Author: Kevin Liu, Software Engineer
Blog Date: December 2021
Yext's Crawler is a web crawler that enables scraping the unstructured web at scale. Together with Connectors, which convert the scraped data into structured entities, the Crawler enables brands to quickly load their data into Yext's Knowledge Graph. This minimizes the manual work needed and expedites the setup required to use various other products such as Listings, Pages, and Answers.
By running the Crawler against their own web pages and then using Connectors, brands can load their entities into Yext and sync their data to Yext's Knowledge Network automatically. For example, administrators can use the Crawler to scrape a Frequently Asked Questions page on their website and power their site search with Answers, thus utilizing the capabilities of AI search over an outdated keyword search.
Before we dive into the specifics, here's a quick rundown of the terminology we use when talking about Crawlers. A single brand (aka the user) can have multiple Crawlers, and each Crawler can have multiple execution requests where each request represents a particular run of the Crawler. Each execution request consists of multiple tasks, where each task represents a single page crawled.
Consider a business with a Crawler configured to crawl all pages found on its domain — www.examplebusiness.com — at a daily cadence. That Crawler will create an execution request every single day to crawl all pages on www.examplebusiness.com. Tasks will then be created for each link it visits within this domain, such as www.examplebusiness.com/product1 and www.examplebusiness.com/locations.
When a Crawler is run, an execution request is created to track the state of the crawl as a whole. From this request, an initial set of tasks is generated and stored in the database. Stored tasks are regularly fetched from the database and fairly scheduled (see the Fair Scheduling section) for scraping by scrapers hosted on EC2 instances in AWS.
Crawl execution requests for Crawlers are broken down into tasks by servers in Yext's data center before they are forwarded to our AWS-hosted scraper pool for execution. After a scrape task is completed, the scraped content is sent back to Yext servers for processing. Processing the results involves extracting some basic metadata and storing that alongside the scraped content.
To prevent storing duplicates of the scraped content, we store a hash of the content to detect whether or not a page has changed since the last scrape.
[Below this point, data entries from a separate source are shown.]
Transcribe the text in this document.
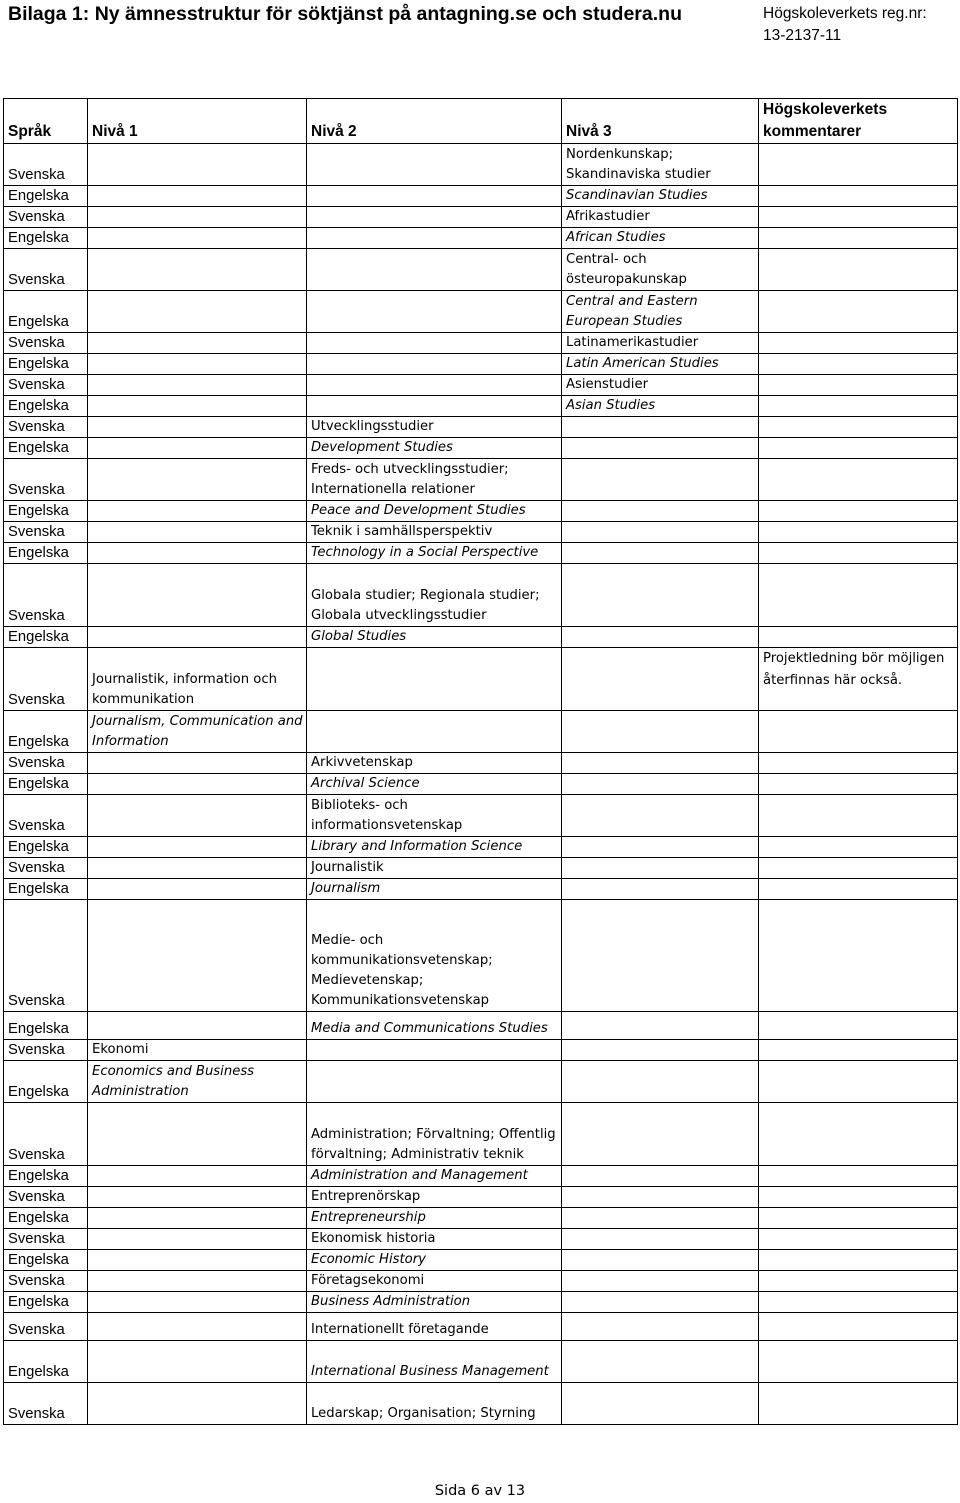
Bilaga 1: Ny ämnesstruktur för söktjänst på antagning.se och studera.nu	Högskoleverkets reg.nr:
13-2137-11
Språk	Nivå 1	Nivå 2	Nivå 3	Högskoleverkets
kommentarer

Svenska			Nordenkunskap; Skandinaviska studier	
Engelska			Scandinavian Studies	
Svenska			Afrikastudier	
Engelska			African Studies	
Svenska			Central- och östeuropakunskap	
Engelska			Central and Eastern European Studies	
Svenska			Latinamerikastudier	
Engelska			Latin American Studies	
Svenska			Asienstudier	
Engelska			Asian Studies	
Svenska		Utvecklingsstudier		
Engelska		Development Studies		
Svenska		Freds- och utvecklingsstudier; Internationella relationer		
Engelska		Peace and Development Studies		
Svenska		Teknik i samhällsperspektiv		
Engelska		Technology in a Social Perspective		
Svenska		Globala studier; Regionala studier; Globala utvecklingsstudier		
Engelska		Global Studies		
Svenska	Journalistik, information och kommunikation			Projektledning bör möjligen återfinnas här också.
Engelska	Journalism, Communication and Information			
Svenska		Arkivvetenskap		
Engelska		Archival Science		
Svenska		Biblioteks- och informationsvetenskap		
Engelska		Library and Information Science		
Svenska		Journalistik		
Engelska		Journalism		
Svenska		Medie- och kommunikationsvetenskap; Medievetenskap; Kommunikationsvetenskap		
Engelska		Media and Communications Studies		
Svenska	Ekonomi			
Engelska	Economics and Business Administration			
Svenska		Administration; Förvaltning; Offentlig förvaltning; Administrativ teknik		
Engelska		Administration and Management		
Svenska		Entreprenörskap		
Engelska		Entrepreneurship		
Svenska		Ekonomisk historia		
Engelska		Economic History		
Svenska		Företagsekonomi		
Engelska		Business Administration		
Svenska		Internationellt företagande		
Engelska		International Business Management		
Svenska		Ledarskap; Organisation; Styrning		
Sida 6 av 13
If a page hasn't changed, then the scraped content doesn't need to be saved again. In addition to storing basic metadata and content, any URLs that are present in the content are also extracted. The Crawler supports three different strategies for handling URLs: Specific Pages, Sub Pages, and All Pages. Each strategy specifies the relevancy of extracted URLs — Specific Pages matches specific URLs, Sub Pages matches all pages under a URL prefix, and All Pages matches all URLs.
After extracting all URLs from the content, the URLs are further filtered down to those that are unvisited and relevant, and the filtered URLs are then used to generate new tasks for scraping.
This cycle of scraping and processing, more commonly referred to as spidering, continues until there are no more URLs for the Crawler to visit.
The Crawler is capable of scraping over a million pages per day. The distributed scrapers themselves are configured to automatically scale out as crawl requests grow by leveraging Amazon EC2 Auto Scaling. As requests grow, more EC2 instances will be spun up for more scraping throughput; when the requests die down, the excess EC2 instances will be killed to remove idle scrapers.
All other steps of the crawl process, which are hosted within Yext's data centers, can easily scale horizontally with the addition of servers as needed.
With the variability of websites that the Crawler is tasked with handling, a variety of errors will inevitably emerge. These errors fall into two categories: permanent and transient errors.
Permanent errors are, as the name suggests, errors that will persist despite any number of retries. For example, despite a successful scrape, a page may return no content at all. In cases like these, the error is simply propagated and reported back to the user.
The other class of errors, transient errors, are temporary and can often be remedied by retrying the scrape. For example, the Crawler may encounter a website that is temporarily down as a result of external factors, such as a cloud provider outage. The Crawler utilizes exponential backoff to retry such tasks in the hopes that, given enough time, the task will eventually succeed. Exponential backoff increases the time between retries at an exponential rate, as stretching out retries over a longer period of time allows the task a greater chance to recover and succeed.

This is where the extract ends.